AMMAN // Telecommunications operators will have to find innovative ways to charge their customers for mobile data services as demand is set to soar, the chairman of Etisalat says. Mohammed Omran said that as faster mobile standards are rolled out, operators will have to change the way they put a price on the capacity-intensive data services such as the internet and video on demand.
"Voice revenue is going down, but not in data," he said. "It's easy to charge on voice but it's difficult to charge data correctly. "Is charging unlimited the right way or is there a better way?" Mr Omran pointed to an Etisalat promotionin which mobile data was offered on an unlimited basis but with a so-called "fair use" policy. "If you exceed your limit, we do not charge you more but reduce your speed," he said. "Maybe this is a good model because there is a need to spend more on networks, but there is a need to rationalise it."
The dilemma is not limited to the Arab world. The big US operator AT&T recently dropped its offer of unlimited mobile data after it saw the strain the promotion was putting on its networks. Meanwhile, Mr Omran said Etisalat was still interested in pursuing opportunities across the Middle East. It is in talks to purchase a stake in one of India's mobile companies. India's telecoms sector is the second-fastest growing in the world behind China's, with a record 20.3 million users added in March, figures from the Cellular Operators Association of India show.
In December 2008, Etisalat entered India after acquiring a 45 per stake in the former Swan Telecom from Dynamix Balwas for $900m and has recently introduced its mobile services in 15 regions with its Indian subsidiary, Etisalat DB. The subsidiary was one of a handful of bidders that failed to win any new licences for the 3G spectrum in a wireless auction last month. "India is an important market. It's one of the largest markets in the world," said Mr Omran. "We think that we will continue to be active in India."

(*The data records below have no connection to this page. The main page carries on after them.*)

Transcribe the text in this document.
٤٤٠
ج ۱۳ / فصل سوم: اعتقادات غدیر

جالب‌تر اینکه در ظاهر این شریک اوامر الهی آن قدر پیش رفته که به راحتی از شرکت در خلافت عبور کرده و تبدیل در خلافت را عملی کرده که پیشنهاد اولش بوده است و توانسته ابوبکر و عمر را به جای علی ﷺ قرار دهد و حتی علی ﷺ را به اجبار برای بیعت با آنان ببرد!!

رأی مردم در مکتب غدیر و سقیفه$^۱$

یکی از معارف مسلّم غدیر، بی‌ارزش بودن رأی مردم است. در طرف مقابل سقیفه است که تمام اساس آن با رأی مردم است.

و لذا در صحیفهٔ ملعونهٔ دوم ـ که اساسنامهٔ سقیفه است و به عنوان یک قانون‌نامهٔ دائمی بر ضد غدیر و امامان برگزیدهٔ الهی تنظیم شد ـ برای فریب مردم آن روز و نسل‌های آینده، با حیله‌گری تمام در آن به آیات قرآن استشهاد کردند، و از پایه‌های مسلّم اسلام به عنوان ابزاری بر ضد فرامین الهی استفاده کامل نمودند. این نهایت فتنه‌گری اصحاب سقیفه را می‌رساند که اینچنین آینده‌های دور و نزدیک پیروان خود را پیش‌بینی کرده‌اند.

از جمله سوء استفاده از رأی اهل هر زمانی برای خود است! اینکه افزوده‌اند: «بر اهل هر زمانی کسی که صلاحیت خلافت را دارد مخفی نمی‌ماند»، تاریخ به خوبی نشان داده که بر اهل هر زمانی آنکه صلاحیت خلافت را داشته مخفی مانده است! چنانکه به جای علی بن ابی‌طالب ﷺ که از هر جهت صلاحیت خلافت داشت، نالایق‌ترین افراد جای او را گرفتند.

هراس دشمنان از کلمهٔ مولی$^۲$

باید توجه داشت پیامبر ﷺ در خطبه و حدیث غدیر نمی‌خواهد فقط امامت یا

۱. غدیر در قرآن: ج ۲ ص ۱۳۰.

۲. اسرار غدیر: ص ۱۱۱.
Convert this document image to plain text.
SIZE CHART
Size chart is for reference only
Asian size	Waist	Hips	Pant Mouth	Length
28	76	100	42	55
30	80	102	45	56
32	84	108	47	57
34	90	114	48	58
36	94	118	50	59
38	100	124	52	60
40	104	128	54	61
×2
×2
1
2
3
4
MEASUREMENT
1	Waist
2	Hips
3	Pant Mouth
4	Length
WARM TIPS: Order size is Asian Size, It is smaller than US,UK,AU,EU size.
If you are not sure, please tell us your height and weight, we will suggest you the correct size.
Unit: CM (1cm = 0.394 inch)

After the 3G auction, there has been speculation that Reliance Communications, India's second-largest telecoms operator, would sell a 26 per cent stake to either Etisalat or AT&T. But Mr Omran dismissed the rumours. "We have not made an offer to Reliance or anyone else," he said on the sidelines of a telecoms industry conference yesterday. "We are looking at Reliance and other opportunities in India."
There are a variety of ways Etisalat could expand in India, he said but declined to elaborate. "It is quite complex, but there is a right way," Mr Omran said. "There are several things we could do, like selling the existing operations and buying another." But even if Etisalat announces a deal with another operator, it will have to wait for the Indian government's restrictions on telecoms mergers to be amended.
Indian law states no operator can control more than 10 per cent of another operator in the same licence area. Legislation also restricts Etisalat, a foreign operator, from purchasing another Indian telecoms company until January. "Certain guidelines for consolidation are being evaluated by the [Indian] government now, so that's why we're looking at the Indian market," Mr Omran said. Telecoms analysts said that as a new entrant, Etisalat had to make a big play in India or risk being shut out of the market.
"They've seen the writing in the wall, that it doesn't make sense to invest in a greenfield operator [such as Etisalat DB]," said Sanjay Chawla, an analyst with Anand Rathi Financial Services in Mumbai. "They won't make money. Buying other operators at a reasonable valuation ? is a better thing to do, but they have to figure what they've invested their $900m in." Mr Omran also said Etisalat was still interested in expanding in other markets such as Libya, Iraq and Syria. He played down earlier comments that the operator was keen on buying the mobile company Djezzy in Algeria.
"Our business depends on doing things without much noise until they are ready," Mr Omran said. "I don't want to make noise for no reason."